Debiut Piotra Przybeckiego w roli selekcjonera reprezentacji piłkarzy ręcznych nie wypadł okazale. Odmłodzona kadra była tłem dla rywali.
Pierwszy występ biało-czerwonych w rozgrywanym w Norwegii towarzyskim turnieju Gjensidige Cup, przeciwko Szwecji, był debiutem Piotra Przybeckiego w roli selekcjonera kadry. Jego podopieczni przegrali ze Szwedami 27:33 i byli w tej potyczce pod każdym względem gorsi od rywali. Sztab szkoleniowy naszej reprezentacji liczył na znacznie lepszy występ w meczu z Islandczykami, którzy przyjechali do Norwegii bez swoich największych gwiazd. Niestety, nawet z tak poważnie osłabionym przeciwnikiem nasi szczypiorniści przegrali 21:24, chociaż wynik po pierwszej połowie spotkania (12:13) dawał nadzieję na pierwsze zwycięstwo za kadencji Piotra Przybeckiego. Po zmianie stron biało-czerwoni powtórzyli jednak scenariusz z meczu ze Szwedami, pozwalając rywalom na uzyskanie znaczącej przewagi.
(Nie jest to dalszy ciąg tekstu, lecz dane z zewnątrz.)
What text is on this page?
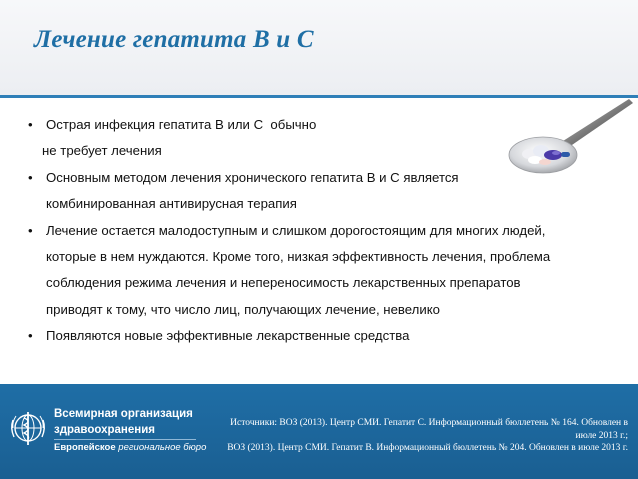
Лечение гепатита В и С
• Острая инфекция гепатита В или С  обычно
не требует лечения
• Основным методом лечения хронического гепатита В и С является
комбинированная антивирусная терапия
• Лечение остается малодоступным и слишком дорогостоящим для многих людей,
которые в нем нуждаются. Кроме того, низкая эффективность лечения, проблема
соблюдения режима лечения и непереносимость лекарственных препаратов
приводят к тому, что число лиц, получающих лечение, невелико
• Появляются новые эффективные лекарственные средства
Всемирная организация
здравоохранения
Европейское региональное бюро
Источники: ВОЗ (2013). Центр СМИ. Гепатит С. Информационный бюллетень № 164. Обновлен в
июле 2013 г.;
ВОЗ (2013). Центр СМИ. Гепатит В. Информационный бюллетень № 204. Обновлен в июле 2013 г.
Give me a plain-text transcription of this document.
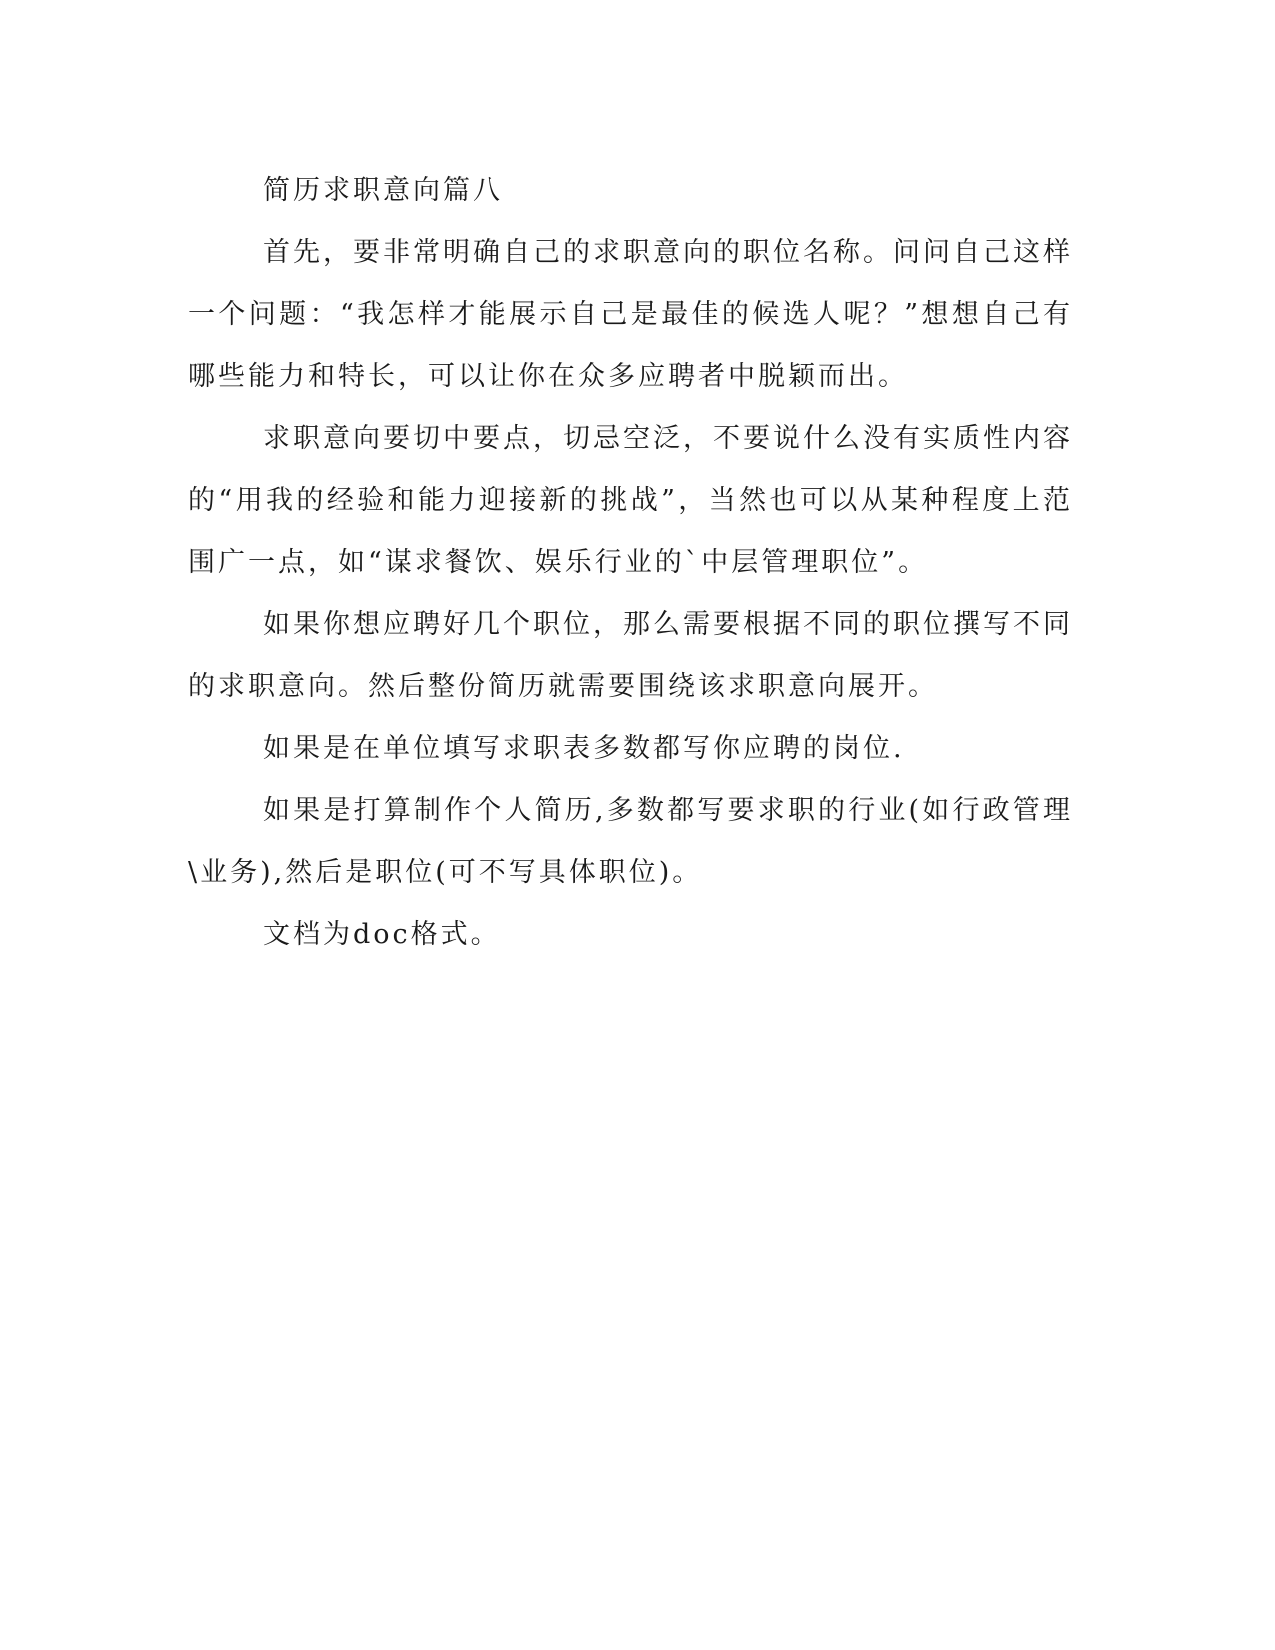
简历求职意向篇八

首先，要非常明确自己的求职意向的职位名称。问问自己这样一个问题：“我怎样才能展示自己是最佳的候选人呢？”想想自己有哪些能力和特长，可以让你在众多应聘者中脱颖而出。

求职意向要切中要点，切忌空泛，不要说什么没有实质性内容的“用我的经验和能力迎接新的挑战”，当然也可以从某种程度上范围广一点，如“谋求餐饮、娱乐行业的`中层管理职位”。

如果你想应聘好几个职位，那么需要根据不同的职位撰写不同的求职意向。然后整份简历就需要围绕该求职意向展开。

如果是在单位填写求职表多数都写你应聘的岗位.

如果是打算制作个人简历,多数都写要求职的行业(如行政管理\业务),然后是职位(可不写具体职位)。

文档为doc格式。
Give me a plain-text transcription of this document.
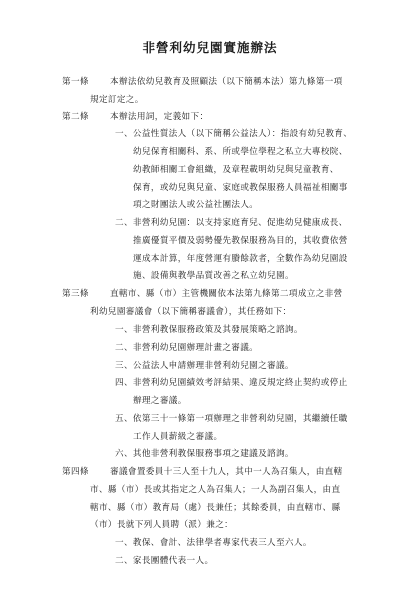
非營利幼兒園實施辦法
第一條 本辦法依幼兒教育及照顧法（以下簡稱本法）第九條第一項
規定訂定之。
第二條 本辦法用詞，定義如下：
一、公益性質法人（以下簡稱公益法人）：指設有幼兒教育、
幼兒保育相關科、系、所或學位學程之私立大專校院、
幼教師相關工會組織，及章程載明幼兒與兒童教育、
保育，或幼兒與兒童、家庭或教保服務人員福祉相關事
項之財團法人或公益社團法人。
二、非營利幼兒園：以支持家庭育兒、促進幼兒健康成長、
推廣優質平價及弱勢優先教保服務為目的，其收費依營
運成本計算，年度營運有賸餘款者，全數作為幼兒園設
施、設備與教學品質改善之私立幼兒園。
第三條 直轄市、縣（市）主管機關依本法第九條第二項成立之非營
利幼兒園審議會（以下簡稱審議會），其任務如下：
一、非營利教保服務政策及其發展策略之諮詢。
二、非營利幼兒園辦理計畫之審議。
三、公益法人申請辦理非營利幼兒園之審議。
四、非營利幼兒園績效考評結果、違反規定終止契約或停止
辦理之審議。
五、依第三十一條第一項辦理之非營利幼兒園，其繼續任職
工作人員薪級之審議。
六、其他非營利教保服務事項之建議及諮詢。
第四條 審議會置委員十三人至十九人，其中一人為召集人，由直轄
市、縣（市）長或其指定之人為召集人；一人為副召集人，由直
轄市、縣（市）教育局（處）長兼任；其餘委員，由直轄市、縣
（市）長就下列人員聘（派）兼之：
一、教保、會計、法律學者專家代表三人至六人。
二、家長團體代表一人。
W 42. minucie polski zespół przegrywał 15:19, ale wtedy Przybecki wziął czas i po jego uwagach nasi szczypiorniści w pięć minut zmniejszyli straty do 18:19. Potem jednak nastąpiła seria zmarnowanych okazji bramkowych,a kluczowym momentem spotkania okazała się zmarnowana sytuacja przez Jana Czuwarę w 55. minucie, bo zamiast remisu rywale znów odskoczyli na dwa gole, by ostatecznie zakończyć spotkanie z przewagę trzech trafień.
Mimo porażki na pochwały zasłużyli Piotr Chrapkowski, Michał Potoczny i Ignacy Bąk. Na zakończenie turnieju Polacy zmierzyli się z gospodarzami turnieju Norwegami (mecz zakończył sie po zamknięciu wydania).
Polski zespół z Islandią zagrał w składzie: Morawski, Malcher, Kornecki – Krajewski, Sićko, Walczak, Łangowski, Genda, Czuwara, Szpera, Potoczny, Moryto, Daszek, Kondratiuk, Bąk, Przybylski, Rogulski, Chrapkowski.